At this point – mile 22 or so – I stopped being able to spectate the spectators. I stopped looking at the houses and the trees and the crowds. I looked a few meters ahead of myself at the road and I ran. I waited for the top of that long, long incline. Because I knew that at the top there was a left turn. And that left turn would lead me to the cathedral. And that cathedral was on a hill. And right there I would see the end. The finish line.
It took forever.
There was a part of me that considered whether I’d be able to do it, or whether I would stop. “Stop?!” the rest of me wondered. “Stop? But that would mean having to train a second time and run all these miles a second time just to be able to say I’d finished my first marathon.” No. Stubbornness is a virtue sometimes.
It took forever, those miles between 22 and 25. I could feel my ability to cope, the store of persistence, crumbling. It took forever. But the cathedral did come. The capitol building did gleam white in the bright sun. The tens of thousands of spectators did shoo my doubts away.
Now the memories become like snapshots: Look for the kids and Rainer’s parents. There they were! Give a loud, “Wooot!” Blow kisses.
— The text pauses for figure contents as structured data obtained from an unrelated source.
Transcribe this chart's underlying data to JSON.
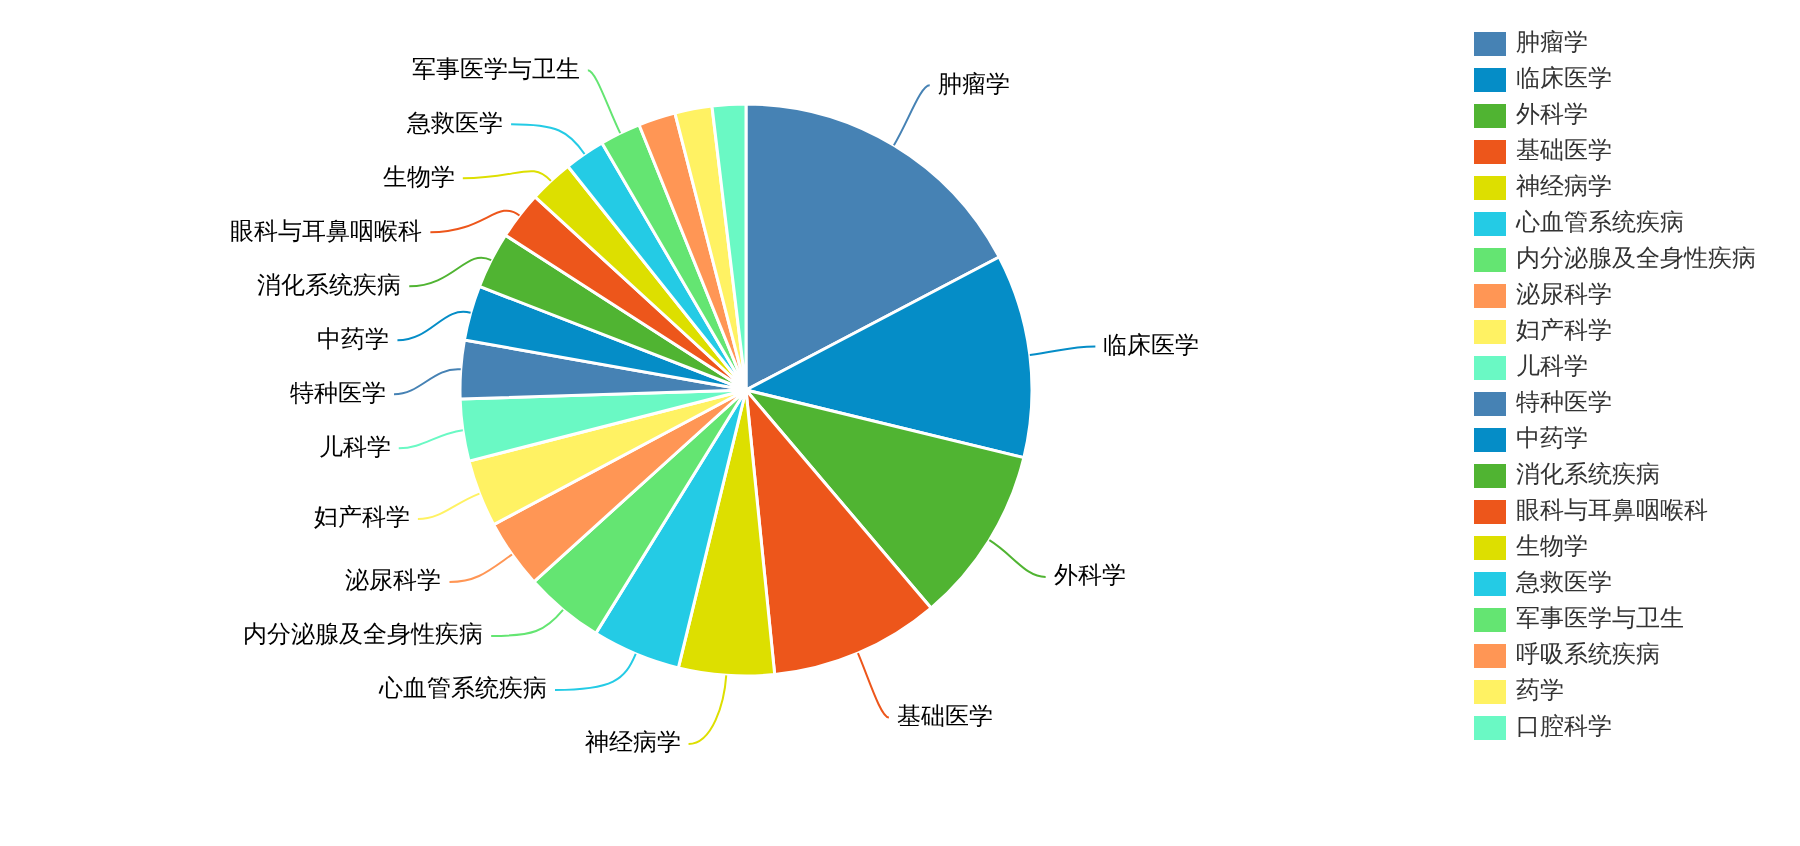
{
  "chart_data": {
    "type": "pie",
    "categories": [
      "肿瘤学",
      "临床医学",
      "外科学",
      "基础医学",
      "神经病学",
      "心血管系统疾病",
      "内分泌腺及全身性疾病",
      "泌尿科学",
      "妇产科学",
      "儿科学",
      "特种医学",
      "中药学",
      "消化系统疾病",
      "眼科与耳鼻咽喉科",
      "生物学",
      "急救医学",
      "军事医学与卫生",
      "呼吸系统疾病",
      "药学",
      "口腔科学"
    ],
    "values": [
      17.3,
      11.5,
      10.0,
      9.6,
      5.4,
      5.0,
      4.5,
      3.9,
      3.8,
      3.5,
      3.3,
      3.1,
      3.2,
      2.7,
      2.5,
      2.3,
      2.3,
      2.1,
      2.1,
      1.9
    ],
    "colors": [
      "#4682b4",
      "#058dc7",
      "#50b432",
      "#ed561b",
      "#dddf00",
      "#24cbe5",
      "#64e572",
      "#ff9655",
      "#fff263",
      "#6af9c4",
      "#4682b4",
      "#058dc7",
      "#50b432",
      "#ed561b",
      "#dddf00",
      "#24cbe5",
      "#64e572",
      "#ff9655",
      "#fff263",
      "#6af9c4"
    ],
    "legend": "right"
  }
}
Finish line. Finisher’s medal glinting in the sun and feeling solid around my neck. Cry on Rainer’s shoulder. Not hungry or thirsty, but he made me eat and drink a little. Walk around.
I felt happy. I felt victorious. I felt quiet.
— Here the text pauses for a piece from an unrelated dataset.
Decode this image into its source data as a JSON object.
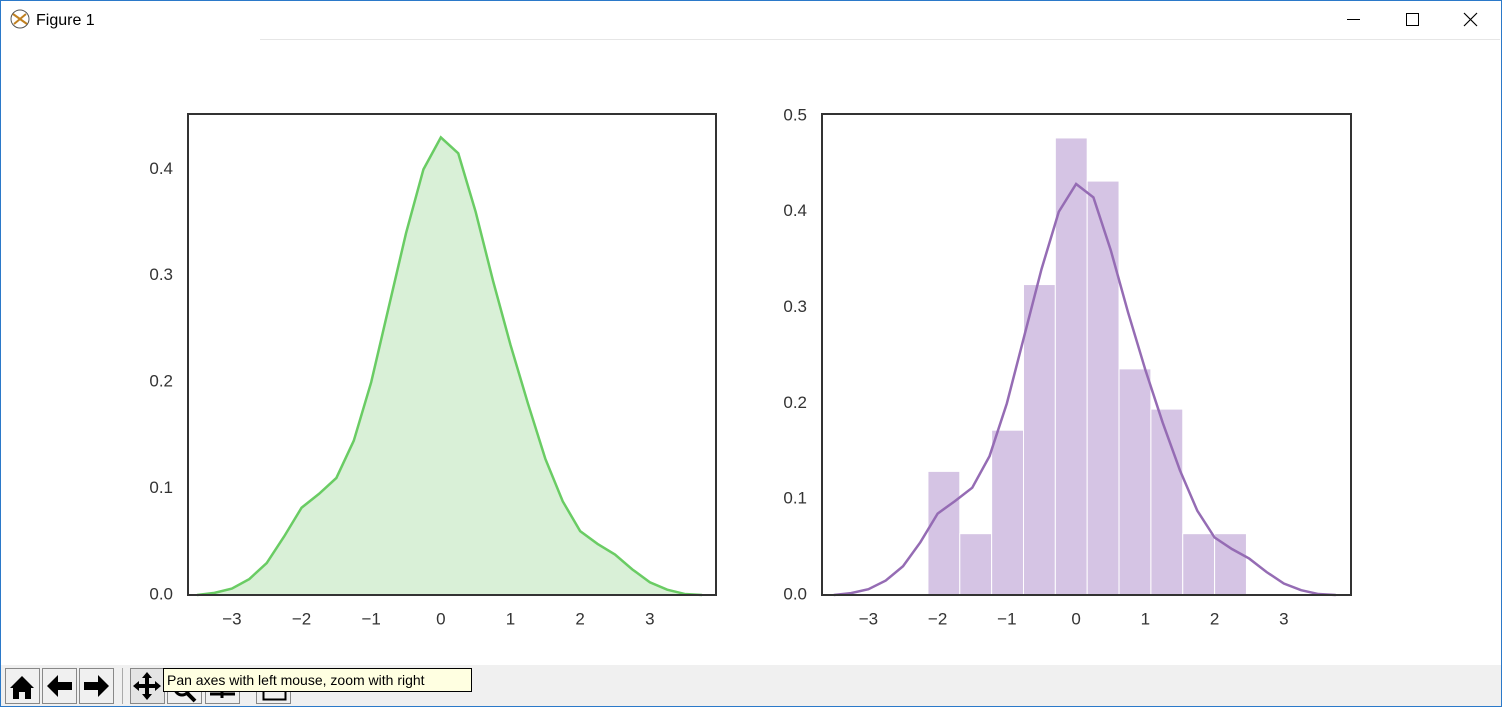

The funny thing about my time is that as I ran toward the finish line, the clock was ticking toward 4:50 and I wondered if I could get there before then. To beat 4:50 seemed like a strong finish after all that pain. But I had nothing left with which to speed up. Fine. Finishing is the strong finish, I thought. And it was only once I was across the line and looking at my watch that I remembered that I was in the second wave of runners. That clock was showing the time the gun went off, and my timing chip would reflect the 6 minutes or so that it took to reach the start line. So that completely satisfying time of 4:44:40 was absolutely unfudged.
It’s been a week since the marathon today. Sometimes I’m sad when I think of it, regretting the fact that the mystery pain stole the run from me. The whole race could have been as much fun as the first 90 minutes. On the other hand, there’s a pride that comes from dealing with something difficult for so long. I did it. And I did it in pain.
Will I do another? Yes. I didn’t hate it at any part, during or after and I like how fit I am. But I don’t see myself doing one next year. I’m thinking every other year is a good plan. A bit of rest and maybe some fun with triathlons one year, and then another year with a marathon.
4:44:40. It really was just another long run. And yet, it was a run that changed how I see myself. I can remember being overweight and under-motivated so clearly. I never thought I’d be a runner. Then I was a runner but I never thought I’d be a long distance runner. Then I ran half-marathons and thought I’d never run marathons.
Never. What a silly word. Take it from me: Do impossible things.